JD Stout Annual Lecture 2021
Nick Bollinger
Revolutions Per Minute: The rise and fall of the counterculture in New Zealand
‘Counterculture’ was a term coined in the 1960s to identify a global movement comprised of dropouts, hippies, radicals, revolutionaries and other dissenters from the mainstream. Collectively it rejected many of society’s accepted norms, challenging attitudes to art, sex, education, environment, drugs, politics and domestic life. Though the movement was global, New Zealand had its own version. In the 2021 J.D. Stout Annual Stout Lecture, writer and cultural critic Nick Bollinger will talk about his research on the rise of the counterculture in this country and some of the reasons for its fall.

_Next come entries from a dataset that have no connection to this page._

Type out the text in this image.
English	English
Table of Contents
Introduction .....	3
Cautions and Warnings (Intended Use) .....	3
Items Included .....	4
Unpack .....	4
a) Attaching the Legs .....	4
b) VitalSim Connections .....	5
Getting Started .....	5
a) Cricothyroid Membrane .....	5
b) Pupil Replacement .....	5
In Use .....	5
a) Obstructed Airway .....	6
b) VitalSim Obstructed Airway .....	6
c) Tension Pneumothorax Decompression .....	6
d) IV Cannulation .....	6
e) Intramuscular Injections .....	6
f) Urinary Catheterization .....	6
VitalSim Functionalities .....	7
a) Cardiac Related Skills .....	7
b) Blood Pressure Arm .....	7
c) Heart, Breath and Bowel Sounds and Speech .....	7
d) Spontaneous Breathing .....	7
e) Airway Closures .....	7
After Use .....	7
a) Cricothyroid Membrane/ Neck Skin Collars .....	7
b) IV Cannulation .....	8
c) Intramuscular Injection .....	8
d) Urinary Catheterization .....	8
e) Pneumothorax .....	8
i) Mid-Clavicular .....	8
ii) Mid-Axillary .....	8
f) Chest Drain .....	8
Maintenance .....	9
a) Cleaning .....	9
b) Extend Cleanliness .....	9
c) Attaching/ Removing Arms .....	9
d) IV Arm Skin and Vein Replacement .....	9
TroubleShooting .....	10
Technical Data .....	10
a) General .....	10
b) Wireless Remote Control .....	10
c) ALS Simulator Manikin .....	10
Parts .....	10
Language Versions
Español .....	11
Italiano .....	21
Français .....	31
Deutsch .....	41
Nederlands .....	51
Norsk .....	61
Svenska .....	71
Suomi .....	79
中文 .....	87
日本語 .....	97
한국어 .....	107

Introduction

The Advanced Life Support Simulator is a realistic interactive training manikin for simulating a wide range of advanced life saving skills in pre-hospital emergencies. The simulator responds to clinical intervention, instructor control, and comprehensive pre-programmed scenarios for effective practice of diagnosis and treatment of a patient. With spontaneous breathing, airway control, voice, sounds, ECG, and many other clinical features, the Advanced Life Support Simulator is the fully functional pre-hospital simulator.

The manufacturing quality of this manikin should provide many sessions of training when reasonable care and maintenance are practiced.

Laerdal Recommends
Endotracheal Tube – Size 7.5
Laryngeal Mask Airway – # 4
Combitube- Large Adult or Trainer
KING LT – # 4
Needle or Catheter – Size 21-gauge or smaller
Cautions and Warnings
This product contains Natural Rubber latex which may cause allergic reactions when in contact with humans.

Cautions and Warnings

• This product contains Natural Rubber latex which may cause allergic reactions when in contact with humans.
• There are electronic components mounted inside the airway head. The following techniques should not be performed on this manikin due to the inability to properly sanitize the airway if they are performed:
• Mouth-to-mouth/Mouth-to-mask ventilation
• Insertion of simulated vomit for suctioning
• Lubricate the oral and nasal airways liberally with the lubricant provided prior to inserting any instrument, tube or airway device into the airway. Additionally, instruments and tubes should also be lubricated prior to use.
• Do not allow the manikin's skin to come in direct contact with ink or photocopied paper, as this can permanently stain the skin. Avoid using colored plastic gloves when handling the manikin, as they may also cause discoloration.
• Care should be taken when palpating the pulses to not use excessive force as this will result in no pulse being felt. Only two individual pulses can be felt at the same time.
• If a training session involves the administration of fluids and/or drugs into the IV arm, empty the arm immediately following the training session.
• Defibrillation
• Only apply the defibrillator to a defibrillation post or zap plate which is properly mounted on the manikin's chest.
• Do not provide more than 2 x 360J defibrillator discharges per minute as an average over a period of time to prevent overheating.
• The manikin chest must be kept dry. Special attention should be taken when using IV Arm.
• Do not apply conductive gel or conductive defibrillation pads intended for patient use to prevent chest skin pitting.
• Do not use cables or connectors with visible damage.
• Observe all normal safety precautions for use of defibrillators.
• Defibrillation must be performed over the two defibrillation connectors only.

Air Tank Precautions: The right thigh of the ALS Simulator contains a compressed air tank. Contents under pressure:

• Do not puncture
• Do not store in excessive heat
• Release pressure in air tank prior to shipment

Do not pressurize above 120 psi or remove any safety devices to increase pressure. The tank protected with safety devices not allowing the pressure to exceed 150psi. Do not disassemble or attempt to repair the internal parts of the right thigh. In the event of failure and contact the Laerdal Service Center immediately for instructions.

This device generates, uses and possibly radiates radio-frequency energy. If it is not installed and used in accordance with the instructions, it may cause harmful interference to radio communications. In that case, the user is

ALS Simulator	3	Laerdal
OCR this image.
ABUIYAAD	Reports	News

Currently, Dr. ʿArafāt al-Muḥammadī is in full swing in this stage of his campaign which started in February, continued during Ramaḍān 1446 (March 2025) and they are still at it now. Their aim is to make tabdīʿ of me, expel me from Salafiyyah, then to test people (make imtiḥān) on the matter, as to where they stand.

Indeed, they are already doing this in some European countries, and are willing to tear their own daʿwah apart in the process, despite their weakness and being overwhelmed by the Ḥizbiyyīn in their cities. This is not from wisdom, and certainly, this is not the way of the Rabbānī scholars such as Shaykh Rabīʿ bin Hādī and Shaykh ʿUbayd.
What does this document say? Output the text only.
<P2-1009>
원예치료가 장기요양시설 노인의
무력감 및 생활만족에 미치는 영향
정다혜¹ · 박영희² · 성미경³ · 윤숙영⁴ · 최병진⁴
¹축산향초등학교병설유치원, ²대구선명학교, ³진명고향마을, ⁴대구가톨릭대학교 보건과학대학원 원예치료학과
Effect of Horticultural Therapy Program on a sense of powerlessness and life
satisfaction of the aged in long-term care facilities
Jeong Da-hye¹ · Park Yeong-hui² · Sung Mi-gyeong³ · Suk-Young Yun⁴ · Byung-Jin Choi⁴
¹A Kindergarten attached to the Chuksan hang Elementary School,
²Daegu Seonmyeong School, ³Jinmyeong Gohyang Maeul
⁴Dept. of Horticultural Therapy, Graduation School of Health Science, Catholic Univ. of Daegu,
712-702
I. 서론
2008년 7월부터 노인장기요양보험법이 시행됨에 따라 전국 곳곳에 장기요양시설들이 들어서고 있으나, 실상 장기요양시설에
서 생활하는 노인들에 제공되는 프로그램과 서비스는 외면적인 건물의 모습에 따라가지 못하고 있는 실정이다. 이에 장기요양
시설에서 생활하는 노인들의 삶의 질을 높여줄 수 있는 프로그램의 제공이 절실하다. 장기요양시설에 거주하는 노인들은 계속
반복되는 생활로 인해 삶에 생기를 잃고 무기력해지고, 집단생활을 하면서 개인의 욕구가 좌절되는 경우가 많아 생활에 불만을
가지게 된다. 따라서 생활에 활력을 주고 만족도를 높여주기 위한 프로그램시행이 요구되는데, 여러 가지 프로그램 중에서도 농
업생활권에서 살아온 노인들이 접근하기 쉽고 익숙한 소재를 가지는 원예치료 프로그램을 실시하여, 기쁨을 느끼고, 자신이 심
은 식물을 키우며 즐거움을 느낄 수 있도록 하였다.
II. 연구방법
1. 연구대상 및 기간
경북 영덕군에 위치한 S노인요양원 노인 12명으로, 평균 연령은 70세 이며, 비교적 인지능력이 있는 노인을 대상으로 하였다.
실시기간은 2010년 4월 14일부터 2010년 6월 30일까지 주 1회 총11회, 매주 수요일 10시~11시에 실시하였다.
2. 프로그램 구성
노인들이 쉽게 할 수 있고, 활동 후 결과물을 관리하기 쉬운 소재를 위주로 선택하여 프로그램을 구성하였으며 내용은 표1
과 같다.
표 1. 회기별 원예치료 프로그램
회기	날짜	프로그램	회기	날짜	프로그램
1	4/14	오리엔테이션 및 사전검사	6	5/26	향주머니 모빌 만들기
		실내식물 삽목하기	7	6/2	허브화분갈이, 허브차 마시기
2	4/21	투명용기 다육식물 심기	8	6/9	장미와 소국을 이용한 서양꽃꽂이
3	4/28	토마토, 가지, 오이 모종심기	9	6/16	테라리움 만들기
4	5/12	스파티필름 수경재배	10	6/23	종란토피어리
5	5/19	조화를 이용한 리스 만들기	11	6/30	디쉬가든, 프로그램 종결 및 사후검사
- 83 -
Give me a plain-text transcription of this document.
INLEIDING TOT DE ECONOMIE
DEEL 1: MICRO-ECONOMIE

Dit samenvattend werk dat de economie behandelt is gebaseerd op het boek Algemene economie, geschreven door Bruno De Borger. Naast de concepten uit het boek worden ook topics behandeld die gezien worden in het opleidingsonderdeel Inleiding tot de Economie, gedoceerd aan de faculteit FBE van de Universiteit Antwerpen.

Nick Bollinger is a Wellington-based writer, critic and broadcaster. He has been a columnist and feature writer for the NZ Listener and presenter of the music review programme The Sampler on RNZ National. He is the author of How To Listen To Pop Music, 100 Essential New Zealand Albums and Goneville, a non-fiction book, which won the Adam Prize for Creative Writing in 2015. He is currently the J.D. Stout Fellow at Te Herenga Waka Victoria University of Wellington, where he is researching and writing a book about the counterculture in New Zealand.
Date: Wednesday 10 November 2021
Time: 4.00pm to 5.30pm
Unfortunately the lecture is NOT OPEN TO THE GENERAL PUBLIC due to Alert Level 2 restrictions.
Te Herenga Waka Victoria University of Wellington Staff, Adjuncts, and Students may attend (masks and social distancing will be required).